More than 150,000 people from Burma live in Thailand in camps like Mae La.
The sprawling complex of thatched and wooden huts surrounds the base of a small mountain and is fenced-in by a busy road.
Standing outside of Mae La camp, Kitty McKinsey, a spokeswoman for the United Nation's refugee agency, says refugees tell horror stories about their lives in Burma. "Young men don't sleep in their own homes because they're afraid of being conscripted by the army, being used for forced labor, unpaid labor, and people are even being used as human landmine detectors, being forced to walk in front of soldiers across landmines," she said.

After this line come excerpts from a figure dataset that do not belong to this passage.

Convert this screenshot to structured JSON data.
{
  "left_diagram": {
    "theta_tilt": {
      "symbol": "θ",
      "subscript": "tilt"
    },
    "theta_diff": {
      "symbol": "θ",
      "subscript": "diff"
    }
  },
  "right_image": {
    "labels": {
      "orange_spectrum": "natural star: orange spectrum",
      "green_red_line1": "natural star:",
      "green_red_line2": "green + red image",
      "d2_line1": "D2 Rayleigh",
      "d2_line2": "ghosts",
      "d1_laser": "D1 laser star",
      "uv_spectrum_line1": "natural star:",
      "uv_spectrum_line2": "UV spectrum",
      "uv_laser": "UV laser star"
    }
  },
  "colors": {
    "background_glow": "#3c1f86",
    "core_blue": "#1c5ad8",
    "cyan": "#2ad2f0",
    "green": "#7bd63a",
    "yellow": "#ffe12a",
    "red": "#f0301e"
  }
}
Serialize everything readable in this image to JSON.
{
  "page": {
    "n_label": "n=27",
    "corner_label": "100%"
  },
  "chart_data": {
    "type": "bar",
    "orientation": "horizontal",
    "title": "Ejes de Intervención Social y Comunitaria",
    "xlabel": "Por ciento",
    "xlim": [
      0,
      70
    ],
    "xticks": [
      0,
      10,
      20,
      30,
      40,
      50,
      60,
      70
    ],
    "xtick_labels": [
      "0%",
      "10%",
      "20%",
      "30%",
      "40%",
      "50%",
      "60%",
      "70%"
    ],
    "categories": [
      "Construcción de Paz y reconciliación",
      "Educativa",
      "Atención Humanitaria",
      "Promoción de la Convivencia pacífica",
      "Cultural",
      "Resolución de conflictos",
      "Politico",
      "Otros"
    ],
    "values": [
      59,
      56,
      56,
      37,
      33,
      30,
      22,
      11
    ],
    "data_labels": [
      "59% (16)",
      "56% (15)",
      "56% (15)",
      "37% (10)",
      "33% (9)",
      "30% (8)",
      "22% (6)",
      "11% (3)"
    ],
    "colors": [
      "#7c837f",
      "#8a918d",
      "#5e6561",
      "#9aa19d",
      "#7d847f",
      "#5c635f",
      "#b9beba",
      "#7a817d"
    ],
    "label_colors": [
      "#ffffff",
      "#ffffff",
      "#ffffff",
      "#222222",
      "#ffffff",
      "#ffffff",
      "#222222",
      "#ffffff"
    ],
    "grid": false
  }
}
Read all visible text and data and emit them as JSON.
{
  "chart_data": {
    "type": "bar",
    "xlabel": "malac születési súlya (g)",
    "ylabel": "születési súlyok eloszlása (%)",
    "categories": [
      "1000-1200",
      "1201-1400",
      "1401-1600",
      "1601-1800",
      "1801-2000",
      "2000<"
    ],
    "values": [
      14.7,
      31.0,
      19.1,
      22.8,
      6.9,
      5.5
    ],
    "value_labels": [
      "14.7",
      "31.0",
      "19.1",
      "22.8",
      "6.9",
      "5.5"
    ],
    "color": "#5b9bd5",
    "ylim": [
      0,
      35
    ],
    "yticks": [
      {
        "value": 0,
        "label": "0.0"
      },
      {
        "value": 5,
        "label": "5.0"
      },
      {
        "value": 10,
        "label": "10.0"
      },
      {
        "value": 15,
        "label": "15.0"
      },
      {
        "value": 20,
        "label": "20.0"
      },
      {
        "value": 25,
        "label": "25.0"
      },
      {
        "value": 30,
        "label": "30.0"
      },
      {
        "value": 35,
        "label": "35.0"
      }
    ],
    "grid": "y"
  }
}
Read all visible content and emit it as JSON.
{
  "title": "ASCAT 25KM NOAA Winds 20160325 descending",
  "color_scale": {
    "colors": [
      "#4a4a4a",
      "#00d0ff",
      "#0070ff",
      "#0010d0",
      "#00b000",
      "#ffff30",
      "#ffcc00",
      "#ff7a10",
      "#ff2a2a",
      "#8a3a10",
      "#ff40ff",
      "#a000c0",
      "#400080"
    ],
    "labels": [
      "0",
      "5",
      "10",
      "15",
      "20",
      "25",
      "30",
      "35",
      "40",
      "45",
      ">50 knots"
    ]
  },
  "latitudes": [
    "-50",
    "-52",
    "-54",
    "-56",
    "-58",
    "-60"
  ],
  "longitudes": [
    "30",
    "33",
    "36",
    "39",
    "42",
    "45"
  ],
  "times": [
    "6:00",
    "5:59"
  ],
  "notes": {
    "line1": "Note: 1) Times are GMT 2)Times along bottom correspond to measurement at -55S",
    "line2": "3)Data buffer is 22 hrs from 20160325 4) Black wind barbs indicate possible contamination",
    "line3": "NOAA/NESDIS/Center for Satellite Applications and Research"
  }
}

She says refugees in Thailand are not allowed to legally work outside the camps, so making a living can be difficult. But their biggest challenge is getting recognition as refugees.
There are 90,000 U.N. recognized refugees from Burma living in Thailand and 56,000 more waiting for refugee status.
Thailand tolerates them but considers them displaced persons who must eventually return to Burma or go elsewhere.
Naw Eh Wah and her family fled Burma seven years ago after Burma's military attacked their village. Since then, she's been living in Mae La camp. But now, she's boarding a bus, alone, for a trip to the airport and what she hopes will be a better life in the United States. "So, even I stay in Thailand just will be like that, nothing improve for me. That's why I'm decided to go to USA. And, if I have a chance to go and work hard, one day I will come back to my family," she said.
The International Organization for Migration has resettled about 66,000 refugees from Burma in the last five years, most in the United States.
The IOM says until conditions improve in Burma, people will continue to move across the border in search of something better.